If you look at the entire radar landscape, we are the only company in the entire world doing radar like this. Every other startup, every other big company, is trying to improve radars by adding more antennas. We are the only ones using this adaptive type of waveform to improve the resolution, both spatially and in sensitivity and in range and field of view.

So you’re saying the system makes decisions based on what it receives to send out slightly different waveforms. Can you elaborate on how this is different from a traditional system?

So if you look at a traditional system, the reason why it requires so many things is because each of the antennas is a slightly different measurement of the same signal at the same time. So the idea is that you send the same signal out over and over repetitively, but you measure it a thousand times. If you have a thousand antennas, and each measurement is slightly better, then that slight change in “phase” is how you determine the direction of the target and where it's coming from.

So what we’re doing is not just sending the same signal, but embedding different phase at different times. What that means is that instead of sending the same constant signal, every waveform we send out has a slightly different phase that we offset at slightly different times based on what we’ve received. The whole concept here is, rather than having physical antennas take a thousand measurements, we use the software to generate additional information that we don't have physically.

If you're familiar with computational photography, it’s a little like that. For example, in your iPhone, each of your lenses is giving you a slightly different field of view, a slightly different resolution, aperture, lighting condition scenario, and more, but your system is taking the data from all three of these, then combining it in such a way that you're getting much more information out of the three lenses than you would out of each of them individually added together.

What we’re doing here is kind of similar in the sense that each of the antennas is giving us something slightly different. And in some of the computational photography systems, particularly in the video-based systems, they use that information to then actively adjust aperture, field of view, the different settings in the next frame of capture—so that you can focus on the target in particular, or you can blur out the target in a different area. In many ways, this is similar because we're using information to change what we then acquire in the next frame.

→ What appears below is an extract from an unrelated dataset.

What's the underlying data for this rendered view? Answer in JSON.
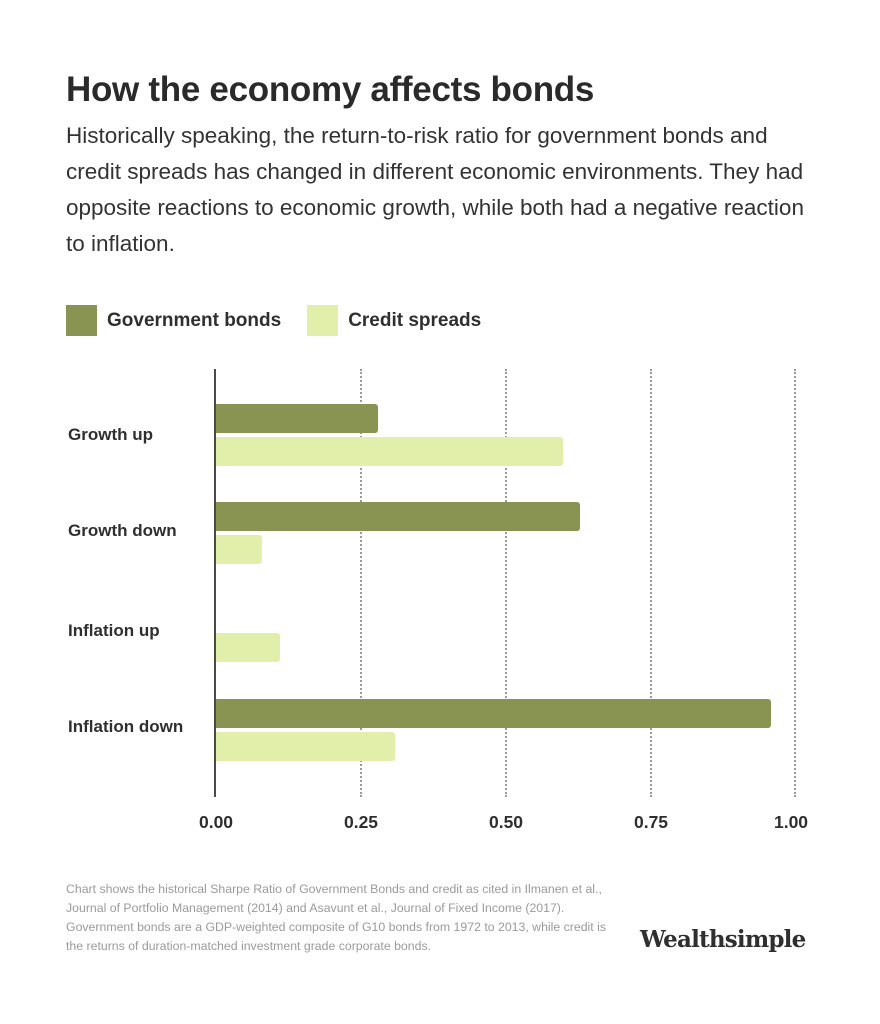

So in a way, it’s like those topographical maps with different layers on tracing paper that you can choose to overlay, right? So maybe one layer shows height of land and one shows depth of sea, and so on, and when you lay them all on top of each other, they may tell you something new about the topography. Plus, you can look closer at one area if you want more information on it.

That's a great way to describe it. Each one of these measurements is like a different “sheet,” in your analogy, and each sheet individually doesn't give you enough information. But when you put it all together, you get the complete picture, which is much richer than each one of those sheets can deliver independently. That collective combination will give you more information, since each sheet is giving a different take on the environment.

And you’re saying traditional radar is like just one of those sheets, correct? And since it’s sending out the same signal over and over, you don’t have the ability to “zoom in” on one area to gain more information—or, in this case, the target that’s approaching from a certain direction?

Exactly. Most of the big radar manufacturers, they're very hardware-centric, so they've always thought about this problem from a hardware perspective. If you look at the radars in your car, for example, they lock the software five years before it ships, and it's the same software—from when it was in the factory to it’s obsolete 20 or 30 years later. The software never changes, adapts, or learns. But now, you’re seeing companies like Tesla making the car a software system. They’re doing constant updates and adjustments.

So we’ve seen this gradual shift toward a software-centric type of architecture. That’s something really exciting in the automotive industry right now.

This interview has been edited for length and clarity.